Thursday, August 11, 2016

Asked and Answered: Displaying A Random Answer From A Google Spreadsheet Based Survey

Apparently Cool Tools ran a reader's survey and the results are now posted. I've picked up many solid tools based on the site's recommendations and the site's signal to noise ratio is something they should be proud of. I appreciate that there's a fundamental challenge to the site: conventional wisdom says to succeed you need to publish frequently, but for the site to maintain its value and credibility it needs to publish less so. I'm sure striking that balance is non-trivial, especially with the need to continually grow the site.
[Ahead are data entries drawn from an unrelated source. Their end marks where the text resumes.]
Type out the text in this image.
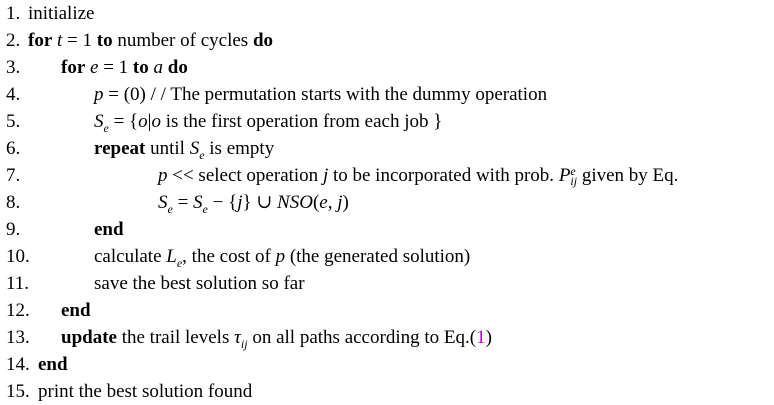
1. initialize
2. for t = 1 to number of cycles do
3. for e = 1 to a do
4.	p = (0) / / The permutation starts with the dummy operation
5.	$S_e = \{o|o$ is the first operation from each job }
6.	repeat until $S_e$ is empty
7.	p << select operation j to be incorporated with prob. P e
ij given by Eq.
8.	$S_e = S_e - \{j\}$ ∪ NSO(e, j)
9.	end
10.	calculate $L_e$, the cost of p (the generated solution)
11.	save the best solution so far
12. end
13. update the trail levels $\tau_{ij}$ on all paths according to Eq.(1)
14. end
15. print the best solution found
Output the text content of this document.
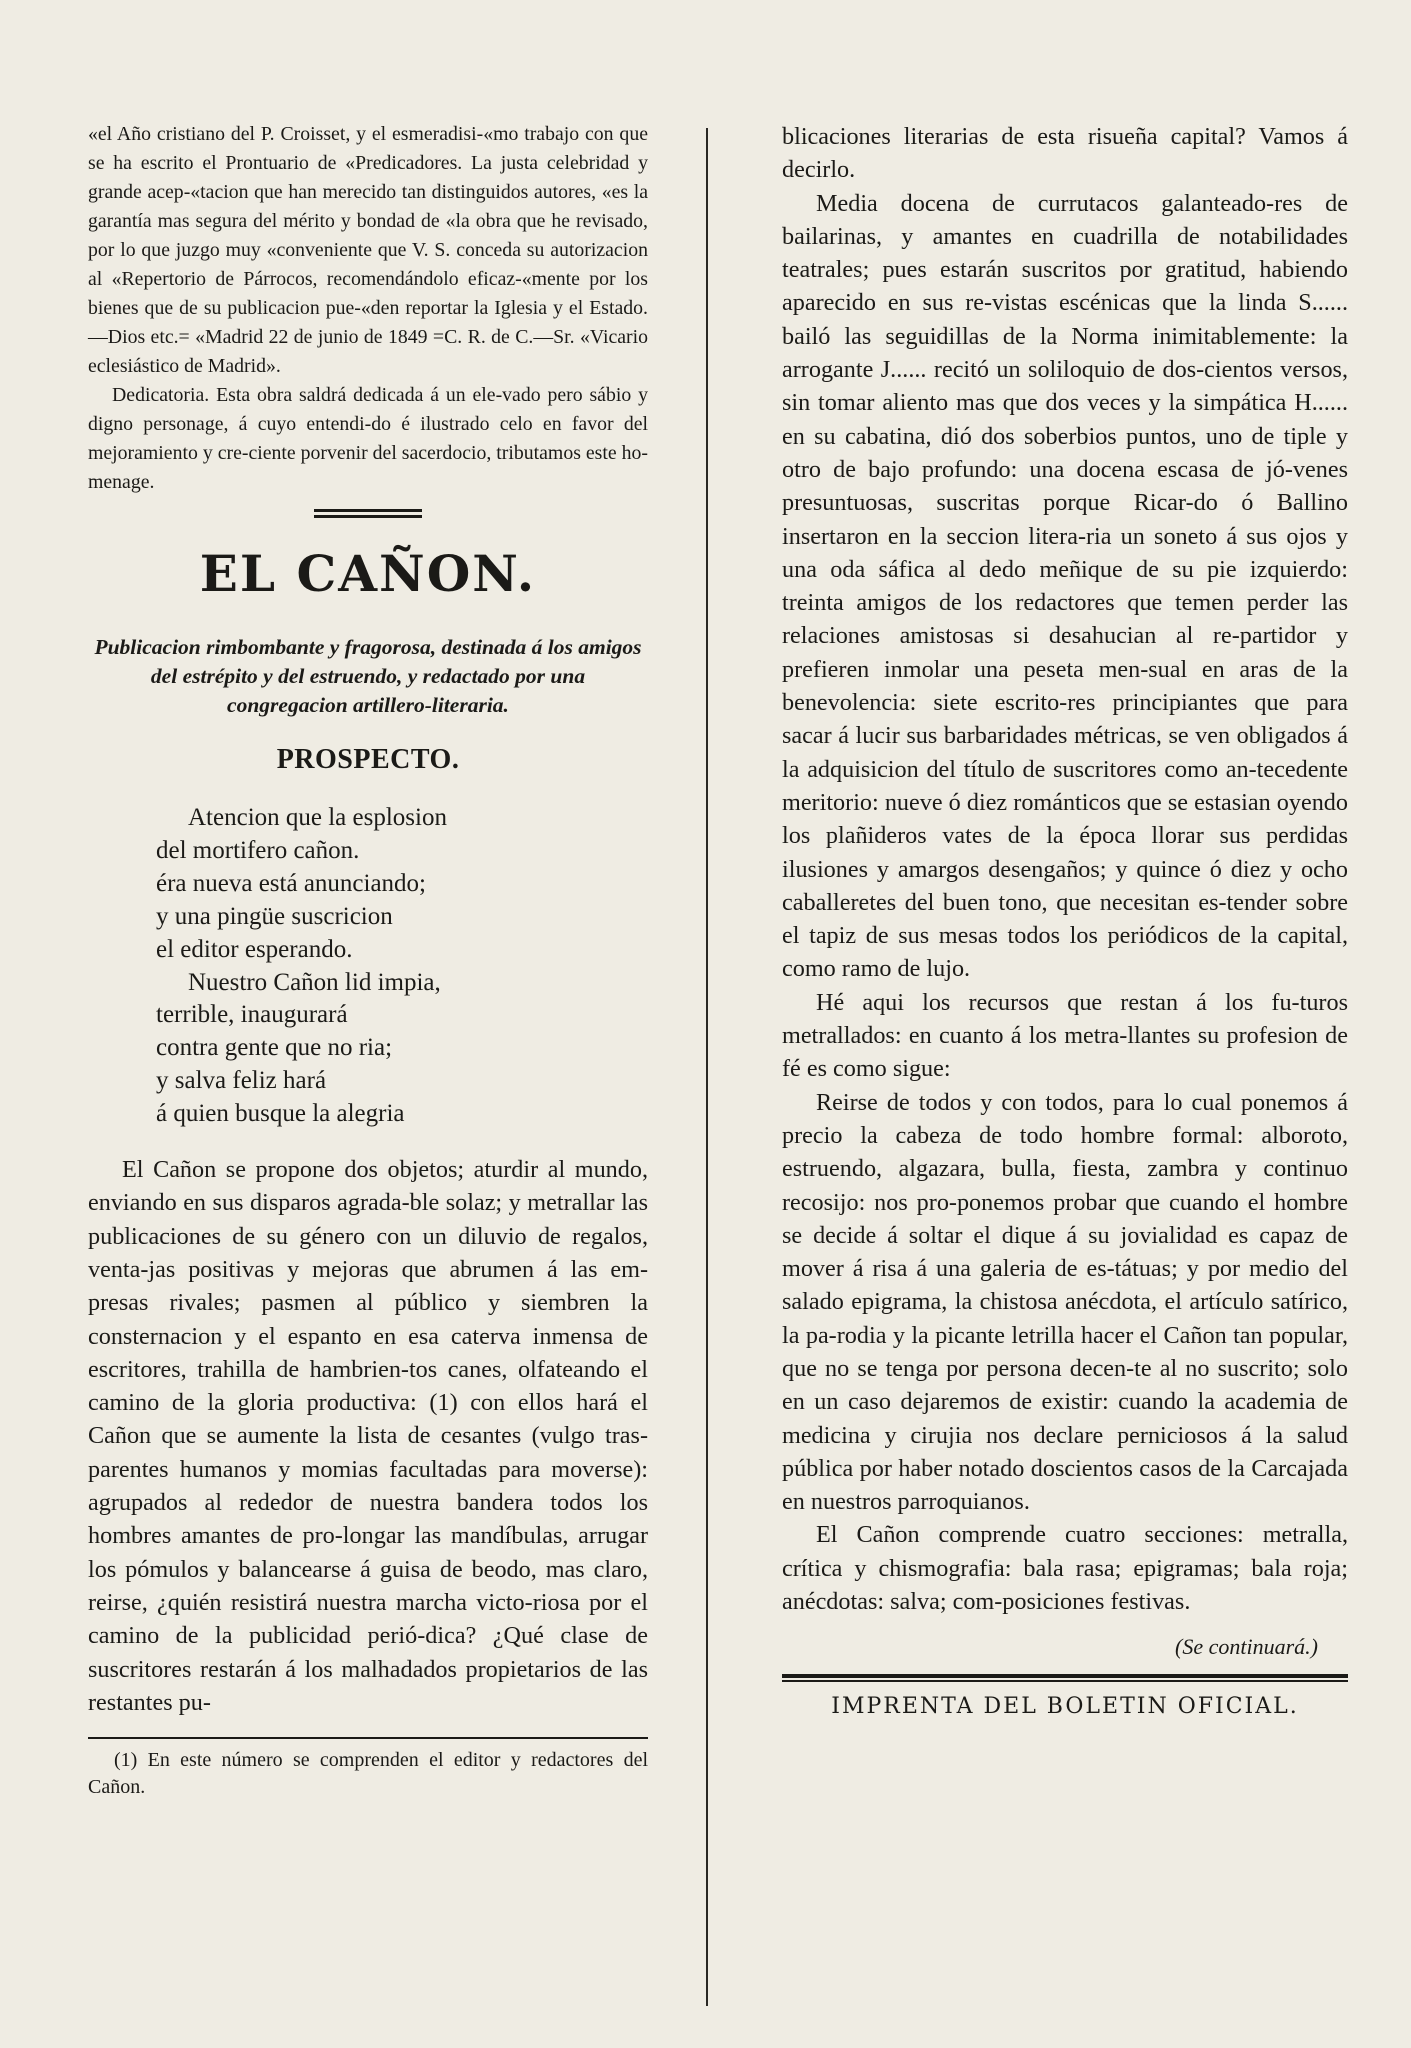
«el Año cristiano del P. Croisset, y el esmeradisi-«mo trabajo con que se ha escrito el Prontuario de «Predicadores. La justa celebridad y grande acep-«tacion que han merecido tan distinguidos autores, «es la garantía mas segura del mérito y bondad de «la obra que he revisado, por lo que juzgo muy «conveniente que V. S. conceda su autorizacion al «Repertorio de Párrocos, recomendándolo eficaz-«mente por los bienes que de su publicacion pue-«den reportar la Iglesia y el Estado.—Dios etc.= «Madrid 22 de junio de 1849 =C. R. de C.—Sr. «Vicario eclesiástico de Madrid».

Dedicatoria. Esta obra saldrá dedicada á un ele-vado pero sábio y digno personage, á cuyo entendi-do é ilustrado celo en favor del mejoramiento y cre-ciente porvenir del sacerdocio, tributamos este ho-menage.

EL CAÑON.

Publicacion rimbombante y fragorosa, destinada á los amigos del estrépito y del estruendo, y redactado por una congregacion artillero-literaria.

PROSPECTO.
Atencion que la esplosion
del mortifero cañon.
éra nueva está anunciando;
y una pingüe suscricion
el editor esperando.
Nuestro Cañon lid impia,
terrible, inaugurará
contra gente que no ria;
y salva feliz hará
á quien busque la alegria

El Cañon se propone dos objetos; aturdir al mundo, enviando en sus disparos agrada-ble solaz; y metrallar las publicaciones de su género con un diluvio de regalos, venta-jas positivas y mejoras que abrumen á las em-presas rivales; pasmen al público y siembren la consternacion y el espanto en esa caterva inmensa de escritores, trahilla de hambrien-tos canes, olfateando el camino de la gloria productiva: (1) con ellos hará el Cañon que se aumente la lista de cesantes (vulgo tras-parentes humanos y momias facultadas para moverse): agrupados al rededor de nuestra bandera todos los hombres amantes de pro-longar las mandíbulas, arrugar los pómulos y balancearse á guisa de beodo, mas claro, reirse, ¿quién resistirá nuestra marcha victo-riosa por el camino de la publicidad perió-dica? ¿Qué clase de suscritores restarán á los malhadados propietarios de las restantes pu-

(1) En este número se comprenden el editor y redactores del Cañon.

blicaciones literarias de esta risueña capital? Vamos á decirlo.

Media docena de currutacos galanteado-res de bailarinas, y amantes en cuadrilla de notabilidades teatrales; pues estarán suscritos por gratitud, habiendo aparecido en sus re-vistas escénicas que la linda S...... bailó las seguidillas de la Norma inimitablemente: la arrogante J...... recitó un soliloquio de dos-cientos versos, sin tomar aliento mas que dos veces y la simpática H...... en su cabatina, dió dos soberbios puntos, uno de tiple y otro de bajo profundo: una docena escasa de jó-venes presuntuosas, suscritas porque Ricar-do ó Ballino insertaron en la seccion litera-ria un soneto á sus ojos y una oda sáfica al dedo meñique de su pie izquierdo: treinta amigos de los redactores que temen perder las relaciones amistosas si desahucian al re-partidor y prefieren inmolar una peseta men-sual en aras de la benevolencia: siete escrito-res principiantes que para sacar á lucir sus barbaridades métricas, se ven obligados á la adquisicion del título de suscritores como an-tecedente meritorio: nueve ó diez románticos que se estasian oyendo los plañideros vates de la época llorar sus perdidas ilusiones y amargos desengaños; y quince ó diez y ocho caballeretes del buen tono, que necesitan es-tender sobre el tapiz de sus mesas todos los periódicos de la capital, como ramo de lujo.

Hé aqui los recursos que restan á los fu-turos metrallados: en cuanto á los metra-llantes su profesion de fé es como sigue:

Reirse de todos y con todos, para lo cual ponemos á precio la cabeza de todo hombre formal: alboroto, estruendo, algazara, bulla, fiesta, zambra y continuo recosijo: nos pro-ponemos probar que cuando el hombre se decide á soltar el dique á su jovialidad es capaz de mover á risa á una galeria de es-tátuas; y por medio del salado epigrama, la chistosa anécdota, el artículo satírico, la pa-rodia y la picante letrilla hacer el Cañon tan popular, que no se tenga por persona decen-te al no suscrito; solo en un caso dejaremos de existir: cuando la academia de medicina y cirujia nos declare perniciosos á la salud pública por haber notado doscientos casos de la Carcajada en nuestros parroquianos.

El Cañon comprende cuatro secciones: metralla, crítica y chismografia: bala rasa; epigramas; bala roja; anécdotas: salva; com-posiciones festivas.

(Se continuará.)

IMPRENTA DEL BOLETIN OFICIAL.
If I'd actually seen the survey and had the chance to chime in with recommendations, I'd have made these two:

(1) Stay small and stick what the core site does well. I don't need another gear blog telling me I need the latest gadget. I just need to know about rock solid tools that have proven themselves. Less is more.

(2) The latest site redesign is absolutely horrendous. I mean, visually, it's painful. I'm not sure if you were going for a retro look or not, but yeah, no. If you want old school by all means go the Craigslist route. What you ended up with was like something I'd concoct, so I know you're on the wrong track. The Turkish Proverb applies here; time for another redesign.

OK, back on topic.

The folks at Cool Tools were kind enough to publish the underlying data behind their survey (they did so here). Looking it over, I got a kick out of the second question, which poses:

If you were marooned on a desert island after a plane crash, what is the one tool you’d take that could pass TSA screening?

Now that's my kind of question. I was curious to see what the 1,400 or so responses were. I suppose I could have just read through them, but that would be too easy. I decided to use this as a little programming exercise.

The idea: create a quick little website that pulls and displays a random answer based on the data of a Google Spreadsheet. While I was writing the code to get at a specific answer on a specific Google Sheet, the solution should be easily adjusted to any Google Doc data source.

And here's my solution: Asked And Answered, it's about 75 lines of PHP. The code is built using this strategy to access the data in the Google Spreadsheet. It even includes caching to provide for relatively quick page loading.

Here's the script in action:

http://code.benjisimon.com/aaa/

So sit back and enjoy a little peek into the mindset of Cool Tool readers. And feel free to grab the code and customize it for your own project.